Depends on severity, type of diagnosis and age. In young children parental counselling and language stimulation activities can make a big difference to the child’s advancement. The therapist may also utilize organised games that help the child understand how to converse (taking turns talking), build sentences and pronounce words properly.

Pre-School Children

HOW DO I KNOW IF MY CHILD NEEDS SPEECH-LANGUAGE THERAPY?

The American Speech-Language-Hearing Association (ASHA) estimates over 1,450 000 children in the US suffer from language disorders. We offer comprehensive assessment and treatment for children of all ages.

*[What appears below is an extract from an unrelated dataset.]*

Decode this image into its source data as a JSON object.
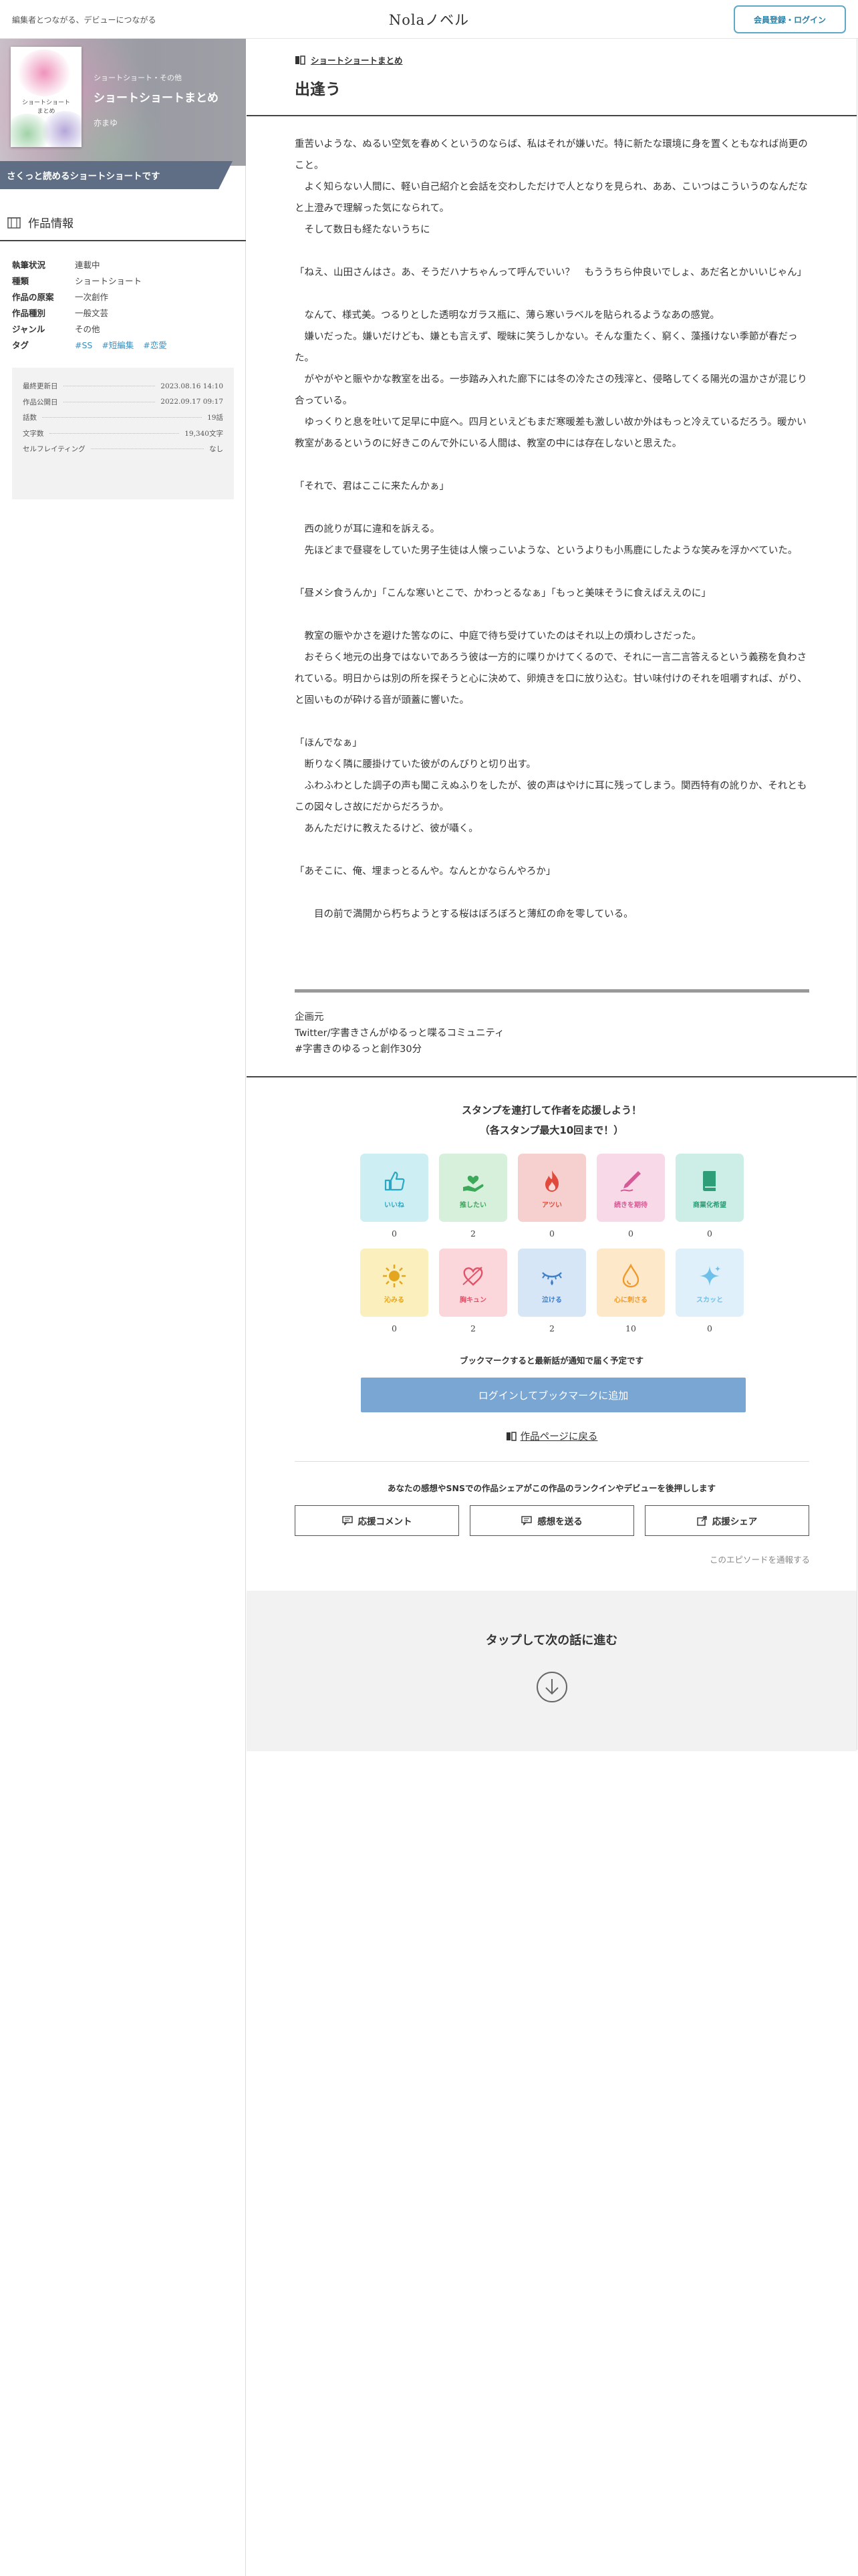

ASHA recommends seeking advice if your child is not speaking by the age of 1, or if the child’s speech is unclear. They also recommend early evaluation of children who were born prematurely, or who suffer from chronic ear infections. According to ASHA and the U.S. Dept. of Education, a child should reach the following milestones in their age range:

1 year –1 ½ years:

  • They say their first words and know their own name
  • Can give you a toy if you ask for it
  • Babble sentences and find interest in children’s books

1 ½ year – 2 years:

  • Toddlers should be able to make short sentences by putting two or more words together (such as “want Mommy” or “find ball”).
  • They learn rapidly and often copy adult words and mannerisms
  • They start to ask simple questions

2 years – 3 years:

  • Children at this age ask a lot of ‘why’ questions and answer simple questions with “yes” or “no”
  • They are able to listen to stories and pretend play
  • Using picture books a child at this age will point to images they recognise and name objects

School-Age Children

COMMON CONDITIONS

Articulation Disorder

Children with this condition are unable to produce accurate speech sounds (known as phonemes) for their age. This is caused by failure to use speech musculature accurately due improper placement, pressure or pace when speaking. 

Central Auditory Processing Disorder (CAPD)

CAPD is a complex condition characterised by the brain’s inability to accurately interpret sounds, including speech. It is thought to affect nearly 5% of children and may be exhibited as difficulty in social, behavioural and academic functions, including writing. 

Expressive Language Disorder

A child with this condition finds it difficult to express their thoughts with their own words, despite being able to understand spoken communication. Symptoms include short or improper sentences, poor grammar, a reduced vocabulary and difficulty retelling a story.

It differs from Receptive Language Delay, in which the child finds it difficult to comprehend language and sustain attention to directions or a story.

Oral Motor Disorder

Some children may lack oral muscle tone and therefore find it difficult to do mouth movements such as blowing, chewing or sucking. They may also have a tendency to drool, breathe with an open mouth and or slur their words.

Fluency as known as Stuttering

Fluency disorders also commonly known as stuttering is characterised by disturbed speech flow and halting on sentences, often with multiple repetitions of one or more words or sounds (“my my my my shoes are over there”). In some cases it can be accompanied by secondary characteristics such blinking or stomping.